An der neue eingeplante Lage kommt das Kunstrasenspielfeld nur einem äußerst kleinen Bereich mit der vom Landratsamt angenommenen Überflutungsfläche in Berührung. Der Umzug bringt sogar einen weiteren Vorteil. So werden mehrere zehntausend Euro eingespart, da die Aufarbeitung des Untergrunds nicht mehr so aufwändig ist, wie an der geplanten Stelle. Ein Teil des Eingesparten Geldes soll zur Verbesserung des zweiten Trainingsplatzes genutzt werden.

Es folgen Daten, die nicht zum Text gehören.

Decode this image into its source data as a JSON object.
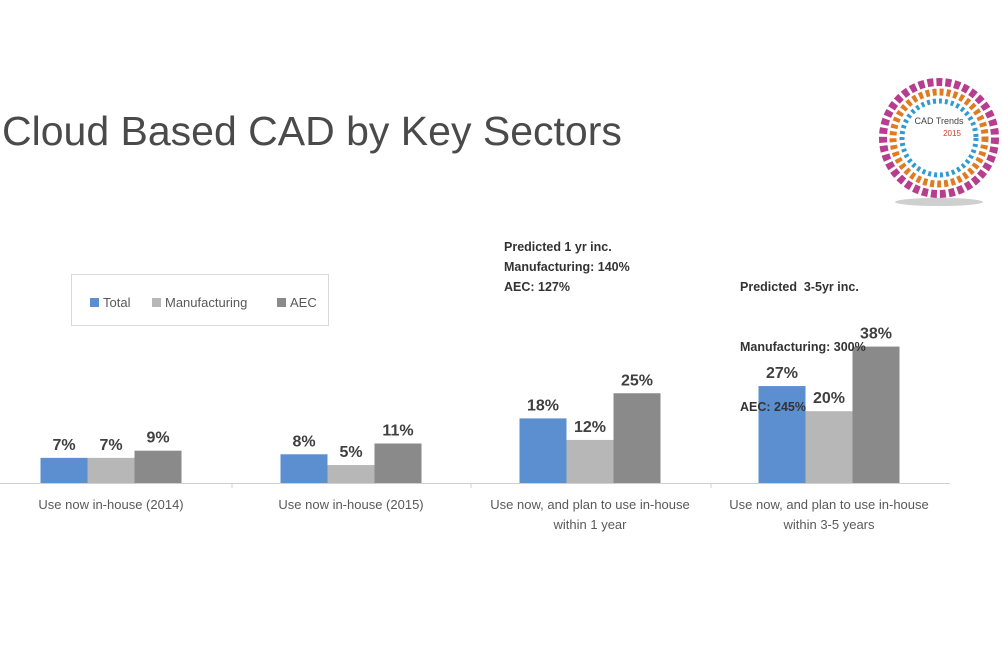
{
  "slide": {
    "title": "Cloud Based CAD by Key Sectors"
  },
  "logo": {
    "line1": "CAD Trends",
    "line2": "2015"
  },
  "chart_data": {
    "type": "bar",
    "title": "Cloud Based CAD by Key Sectors",
    "xlabel": "",
    "ylabel": "",
    "ylim": [
      0,
      40
    ],
    "grid": false,
    "legend": "top-left",
    "categories": [
      [
        "Use now in-house (2014)"
      ],
      [
        "Use now in-house (2015)"
      ],
      [
        "Use now, and plan to use in-house",
        "within 1 year"
      ],
      [
        "Use now, and plan to use in-house",
        "within 3-5 years"
      ]
    ],
    "series": [
      {
        "name": "Total",
        "color": "#5b8fd0",
        "values": [
          7,
          8,
          18,
          27
        ],
        "labels": [
          "7%",
          "8%",
          "18%",
          "27%"
        ]
      },
      {
        "name": "Manufacturing",
        "color": "#b7b7b7",
        "values": [
          7,
          5,
          12,
          20
        ],
        "labels": [
          "7%",
          "5%",
          "12%",
          "20%"
        ]
      },
      {
        "name": "AEC",
        "color": "#8a8a8a",
        "values": [
          9,
          11,
          25,
          38
        ],
        "labels": [
          "9%",
          "11%",
          "25%",
          "38%"
        ]
      }
    ],
    "annotations": [
      {
        "category": 2,
        "lines": [
          "Predicted 1 yr inc.",
          "Manufacturing: 140%",
          "AEC: 127%"
        ]
      },
      {
        "category": 3,
        "lines": [
          "Predicted  3-5yr inc.",
          "Manufacturing: 300%",
          "AEC: 245%"
        ]
      }
    ]
  }
}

Potenzial des Sportgeländes

Der vorgestellte Plan barg aber noch weitere Überraschungen. Denn Eger hat sich, in Absprache mit dem TSV und der Stadtverwaltung, daran gemacht, das Sportgelände neu zu überplanen. Die Intention dazu ist einfach begründet. "Mit der Festlegung des Kunstrasenspielfelds gibt es einen massiven Einschnitt in die Möglichkeiten der Entwicklung für dieses Gelände", so Bauamtsleiter Stefan Michelfeit. Daher sollte anhand der so bekannten Größen ein Masterplan entstehen, wie sich das Sportgelände weiterentwickeln lassen könnte. Kernpunkt dabei war auch die Verkehrsführung auf dem Gelände.
Die bisherige Erschließung bezeichneten Michelfeit und Eger als "nicht optimal". Aus diesem Grund schlug Planer Eger für die Zukunft die Erschließung des Geländes über eine neue Brücke direkt vor der Tennisanlage, mit südlich davon liegenden Parkplätzen vor. Die bisherige Zufahrt über die Heimbergstraße soll dabei nur noch als Rettungs- und Sonderweg dienen.

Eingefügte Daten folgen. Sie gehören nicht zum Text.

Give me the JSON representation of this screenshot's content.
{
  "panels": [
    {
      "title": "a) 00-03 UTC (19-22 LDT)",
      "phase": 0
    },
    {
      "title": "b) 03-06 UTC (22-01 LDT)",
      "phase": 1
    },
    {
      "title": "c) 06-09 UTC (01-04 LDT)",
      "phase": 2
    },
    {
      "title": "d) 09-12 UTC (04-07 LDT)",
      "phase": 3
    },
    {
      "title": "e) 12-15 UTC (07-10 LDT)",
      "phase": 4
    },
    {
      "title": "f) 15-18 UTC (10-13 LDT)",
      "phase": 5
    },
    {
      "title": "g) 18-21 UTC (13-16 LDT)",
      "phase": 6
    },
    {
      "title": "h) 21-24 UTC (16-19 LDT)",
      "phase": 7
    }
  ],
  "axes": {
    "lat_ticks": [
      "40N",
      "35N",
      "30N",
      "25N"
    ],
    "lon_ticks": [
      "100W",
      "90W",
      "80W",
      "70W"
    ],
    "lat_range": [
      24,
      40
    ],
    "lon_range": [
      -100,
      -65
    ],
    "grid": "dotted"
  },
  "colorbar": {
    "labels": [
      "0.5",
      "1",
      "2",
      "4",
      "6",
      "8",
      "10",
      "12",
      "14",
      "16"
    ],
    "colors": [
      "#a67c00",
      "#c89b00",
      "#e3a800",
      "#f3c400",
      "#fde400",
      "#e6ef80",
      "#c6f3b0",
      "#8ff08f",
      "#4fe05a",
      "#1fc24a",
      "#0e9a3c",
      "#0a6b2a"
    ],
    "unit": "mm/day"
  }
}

Fehlende finanzielle Mittel

Die Ideen stießen im Rat auf gemischte Zustimmung. Kämmerer Bernhard Jauchmann gab zudem zu bedenken, dass für die Maßnahmen weder im aktuellen Haushalt, noch im Finanzplan bislang Gelder dafür vorgesehen wurden. So wurde nur eine kleine, aber sinnvolle  Optimierung der Verkehrsführung beschlossen. Die bewirkt, dass der Feldweg, der zur Stockschützenanlange führt, nicht mehr genutzt wird. Die Zufahrt soll nun von der Heimbergstraße aus am Trainingsplatz vorbei zur Tennisanlage und von dort zu den Stockschützen führen.

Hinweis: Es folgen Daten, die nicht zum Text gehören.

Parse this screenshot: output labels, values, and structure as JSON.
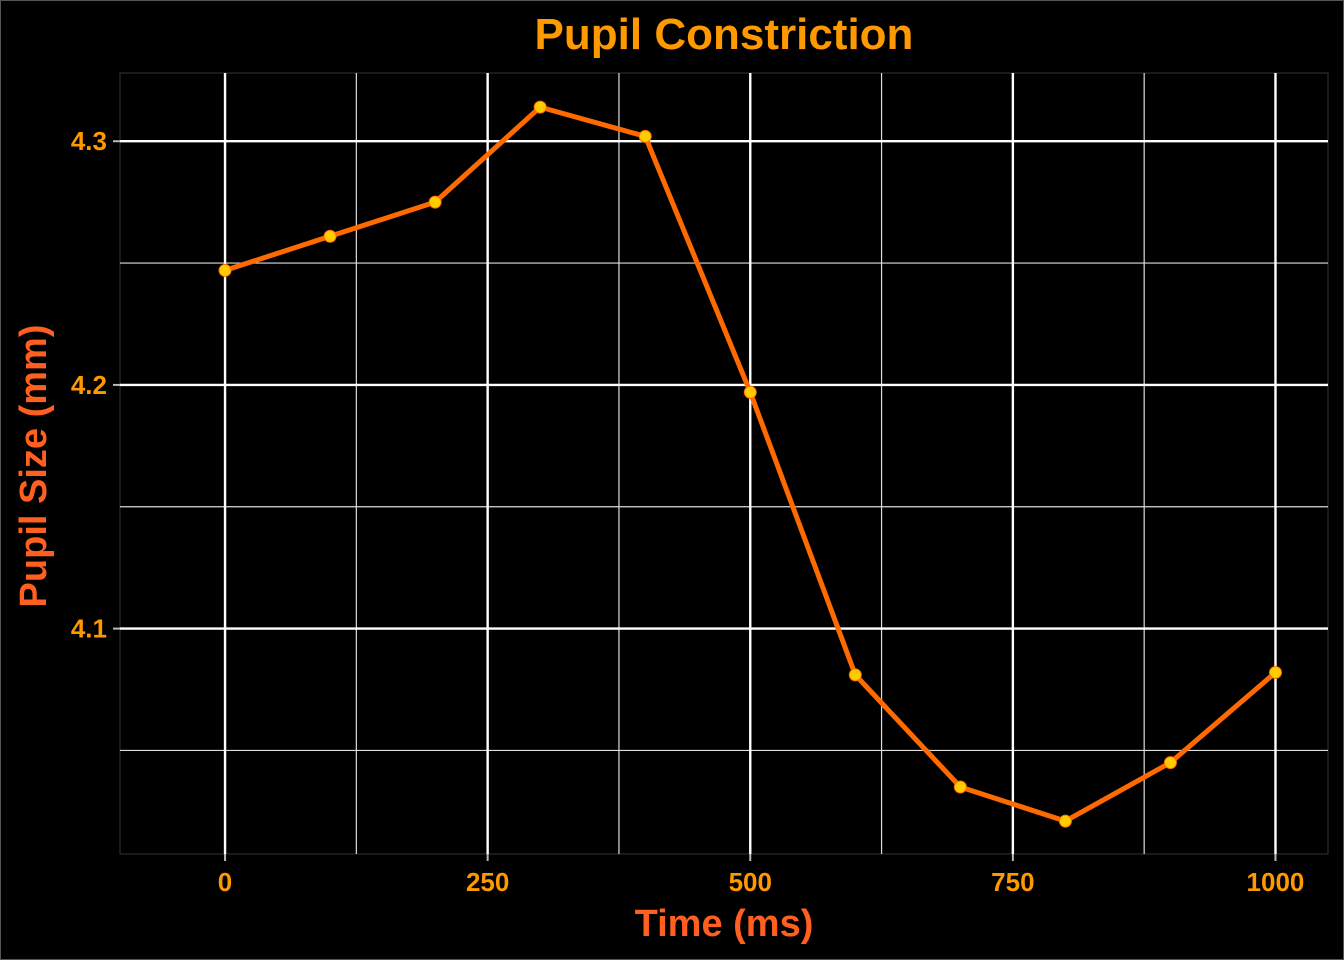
{
  "colors": {
    "background": "#000000",
    "panel_border": "#333333",
    "grid_major": "#FFFFFF",
    "grid_minor": "#DDDDDD",
    "title": "#FF9900",
    "axis_title": "#FF5F1F",
    "tick_label": "#FF9900",
    "line": "#FF6A00",
    "marker": "#FFCC00"
  },
  "chart_data": {
    "type": "line",
    "title": "Pupil Constriction",
    "xlabel": "Time (ms)",
    "ylabel": "Pupil Size (mm)",
    "x": [
      0,
      100,
      200,
      300,
      400,
      500,
      600,
      700,
      800,
      900,
      1000
    ],
    "series": [
      {
        "values": [
          4.247,
          4.261,
          4.275,
          4.314,
          4.302,
          4.197,
          4.081,
          4.035,
          4.021,
          4.045,
          4.082
        ]
      }
    ],
    "xlim": [
      -100,
      1050
    ],
    "ylim": [
      4.0075,
      4.328
    ],
    "x_ticks": [
      0,
      250,
      500,
      750,
      1000
    ],
    "x_tick_labels": [
      "0",
      "250",
      "500",
      "750",
      "1000"
    ],
    "y_ticks": [
      4.1,
      4.2,
      4.3
    ],
    "y_tick_labels": [
      "4.1",
      "4.2",
      "4.3"
    ],
    "x_minor_ticks": [
      125,
      375,
      625,
      875
    ],
    "y_minor_ticks": [
      4.05,
      4.15,
      4.25
    ],
    "grid": true,
    "markers": true,
    "legend": "none"
  }
}
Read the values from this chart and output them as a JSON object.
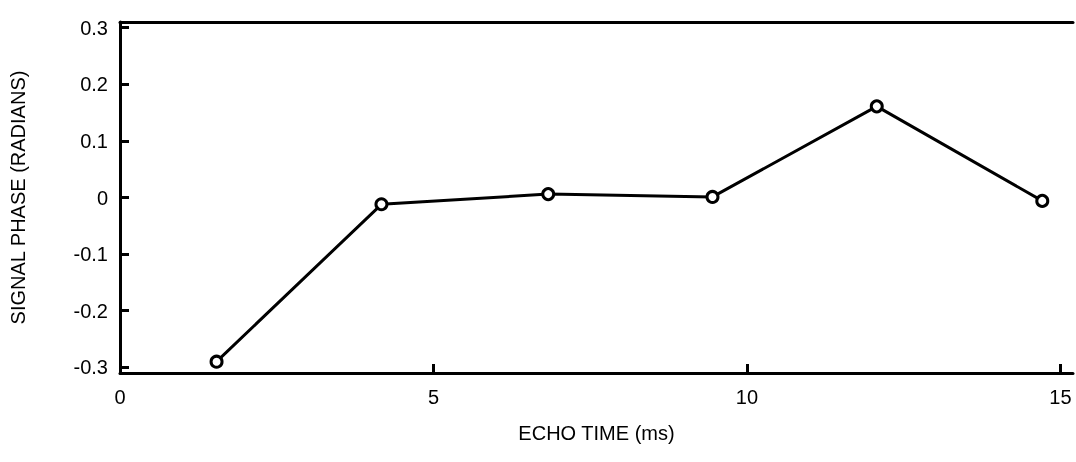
{
  "chart_data": {
    "type": "line",
    "xlabel": "ECHO TIME (ms)",
    "ylabel": "SIGNAL PHASE (RADIANS)",
    "x": [
      1.54,
      4.17,
      6.83,
      9.45,
      12.07,
      14.71
    ],
    "series": [
      {
        "color": "#000000",
        "values": [
          -0.29,
          -0.012,
          0.006,
          0.001,
          0.161,
          -0.006
        ]
      }
    ],
    "xlim": [
      0,
      15.2
    ],
    "xticks": [
      0,
      5,
      10,
      15
    ],
    "ylim": [
      -0.31,
      0.31
    ],
    "yticks": [
      -0.3,
      -0.2,
      -0.1,
      0,
      0.1,
      0.2,
      0.3
    ],
    "grid": false,
    "marker": "circle",
    "line_style": "solid"
  }
}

Ebenfalls in der vergangen Sitzung wurden die Ergebnisse der Elternbefragung zur Betreuungssituation vorgestellt. Zu hören gab es dabei kaum Überraschendes. Schwabmünchen wächst weiter, das Erreichen der 15000-Einwohner-Marke erwartet Günter Katheder-Göllner vom Landratsamt Augsburg im Jahr 2026. Eine Zahl, die Bürgermeister Lorenz Müller schon in der Bürgerversammlung im Herbst in den Raum stellte. Durch den Wachstum der Stadt erhöht sich zwangsläufig der Bedarf an Kinderbetreuung. Aktuell ist dieser weitgehend gedeckt, doch für die Zukunft muss sich die Stadt in diesem Bereich Gedanken machen.